Principal removes Bellview holiday giving tree

Bellview Elementary School Principal Michelle Zundel has removed a holiday giving tree at the school after a family complained that the tree was a religious symbol.

The move has upset dozens of parents who say the tree was not a religious symbol, but a way to celebrate the holiday season and help those in need.

After removing the tree, Zundel created new guidelines this week for school-sponsored holiday displays — effectively banning holiday trees, Santa Claus figures and Dreidels, which are "legally categorized as secular," she said. She plans to hold a meeting to discuss the guidelines Tuesday from 7:15 to 8 p.m. in Bellview's conference room.

When Bellview students returned from Thanksgiving break Monday, two snowmen figures sat where the 5-foot-tall giving tree had been in the school's lobby. The decorations from the artificial tree — lights and tags requesting gifts for needy children — had been transferred to the snowmen.

Zundel said Thursday that she removed the giving tree because it offended a few students who do not celebrate Christmas. Three or four families have told Zundel they found the display offensive, she said.

"These children felt somehow less welcome at their own school, having that symbol so prominently displayed," she said.

Zundel acknowledged that the U.S. Supreme Court has ruled that holiday trees are not religious symbols and that they can legally be displayed in schools. However, she said she felt that the Bellview tree symbolized Christmas, and should be taken down in the interest of maintaining religious neutrality at the school.

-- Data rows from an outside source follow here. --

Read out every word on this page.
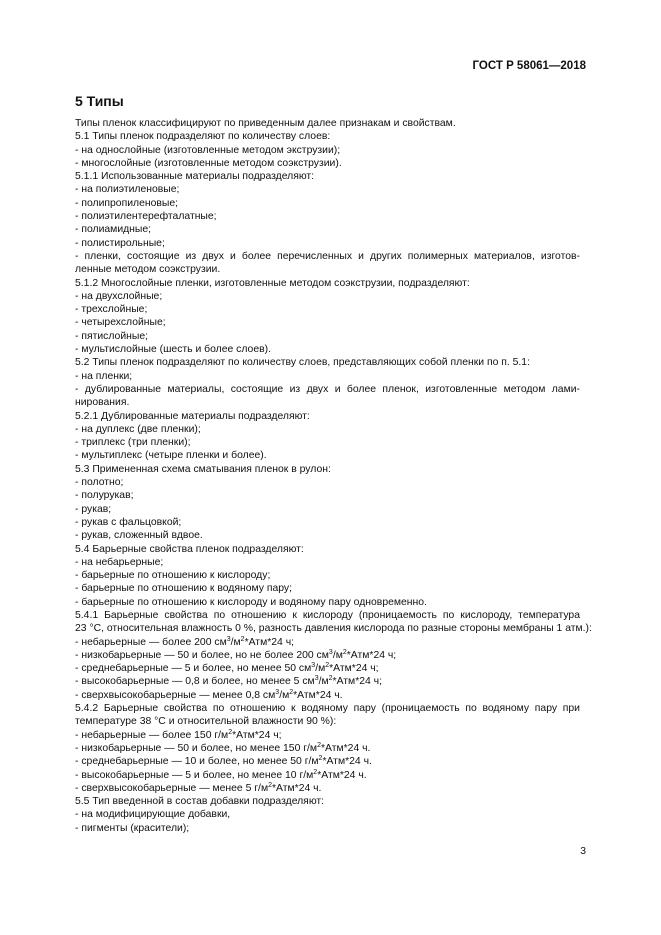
ГОСТ Р 58061—2018
5 Типы
Типы пленок классифицируют по приведенным далее признакам и свойствам.
5.1 Типы пленок подразделяют по количеству слоев:
- на однослойные (изготовленные методом экструзии);
- многослойные (изготовленные методом соэкструзии).
5.1.1 Использованные материалы подразделяют:
- на полиэтиленовые;
- полипропиленовые;
- полиэтилентерефталатные;
- полиамидные;
- полистирольные;
- пленки, состоящие из двух и более перечисленных и других полимерных материалов, изготов-
ленные методом соэкструзии.
5.1.2 Многослойные пленки, изготовленные методом соэкструзии, подразделяют:
- на двухслойные;
- трехслойные;
- четырехслойные;
- пятислойные;
- мультислойные (шесть и более слоев).
5.2 Типы пленок подразделяют по количеству слоев, представляющих собой пленки по п. 5.1:
- на пленки;
- дублированные материалы, состоящие из двух и более пленок, изготовленные методом лами-
нирования.
5.2.1 Дублированные материалы подразделяют:
- на дуплекс (две пленки);
- триплекс (три пленки);
- мультиплекс (четыре пленки и более).
5.3 Примененная схема сматывания пленок в рулон:
- полотно;
- полурукав;
- рукав;
- рукав с фальцовкой;
- рукав, сложенный вдвое.
5.4 Барьерные свойства пленок подразделяют:
- на небарьерные;
- барьерные по отношению к кислороду;
- барьерные по отношению к водяному пару;
- барьерные по отношению к кислороду и водяному пару одновременно.
5.4.1 Барьерные свойства по отношению к кислороду (проницаемость по кислороду, температура
23 °С, относительная влажность 0 %, разность давления кислорода по разные стороны мембраны 1 атм.):
- небарьерные — более 200 $см^3/м^2*Атм*24$ ч;
- низкобарьерные — 50 и более, но не более 200 $см^3/м^2*Атм*24$ ч;
- среднебарьерные — 5 и более, но менее 50 $см^3/м^2*Атм*24$ ч;
- высокобарьерные — 0,8 и более, но менее 5 $см^3/м^2*Атм*24$ ч;
- сверхвысокобарьерные — менее 0,8 $см^3/м^2*Атм*24$ ч.
5.4.2 Барьерные свойства по отношению к водяному пару (проницаемость по водяному пару при
температуре 38 °С и относительной влажности 90 %):
- небарьерные — более 150 $г/м^2*Атм*24$ ч;
- низкобарьерные — 50 и более, но менее 150 $г/м^2*Атм*24$ ч.
- среднебарьерные — 10 и более, но менее 50 $г/м^2*Атм*24$ ч.
- высокобарьерные — 5 и более, но менее 10 $г/м^2*Атм*24$ ч.
- сверхвысокобарьерные — менее 5 $г/м^2*Атм*24$ ч.
5.5 Тип введенной в состав добавки подразделяют:
- на модифицирующие добавки,
- пигменты (красители);
3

"Because we have compulsory attendance in our schools, we need to be more sensitive than the law requires," Zundel said. "The displays promoted by a public school should be religiously neutral."

The organizers of the second annual giving tree program said they were not promoting religion or Christmas with the tree — they were trying to help needy students and spread holiday cheer.

"There's nothing religious about it," said Allison Hamik, a Bellview parent who helped organize the giving tree program. "We didn't put religious symbols on it."

Hamik said she has spoken with more than 100 Bellview parents who are upset by the decision to remove the tree.

"Why wouldn't a winter tree that's decorated with giving tags be allowed?" she asked. "Why is that offensive?"

Holiday trees, which are displayed in other public places in the city, such as at the Ashland Public Library and on the plaza, don't necessarily reflect Christianity, Hamik said.

"If you ask any Christmas-celebrating person, the tree isn't what denotes Christ or Christmas — it's part of a decoration," she said.

Zundel, who assumed her position at Bellview this year after the previous principal was laid off in a round of budget cuts, said she initially allowed the display to go up because she wanted to maintain tradition.

But after hearing from the family who was offended by the display, she had a change of heart and decided to take it down. The family who complained did not respond to a request to be interviewed.

The district does not have a policy regarding holiday displays, Superintendent Juli Di Chiro said Thursday.

"We really do need to do that," she said. "It is very difficult for principals right now because it's on a case-by-case basis that they have to make these decisions."

Di Chiro plans to work with school administrators this spring to develop a district-wide policy on holiday décor, she said.

Although the giving tree was not specifically called a Christmas tree, Zundel felt that it was a religious symbol.

"An evergreen tree decorated with lights and ornaments, I think in our culture is the definition of a Christmas tree," she said. "When your family does not have a tree in the house, it becomes a religious symbol."

Under Zundel's new guidelines, wreaths, candles, candy canes, snowflakes and snowmen — such as those that replaced the giving tree — are designated as religiously neutral and are acceptable for holiday displays.

In classrooms, teachers can use religious symbols to accompany lessons but cannot ask students to participate in a religious activity or display religious symbols permanently, Zundel said.

Di Chiro said that although both sides of the debate over the tree have made good points that will be considered when district officials create a new policy, she was disappointed that the giving project had become divisive at the school.

"I'm sorry that something that started out as a wonderful thing at Bellview, where families were trying to reach out to other families in need, had to become controversial," she said. "This is not our intent at this time of year."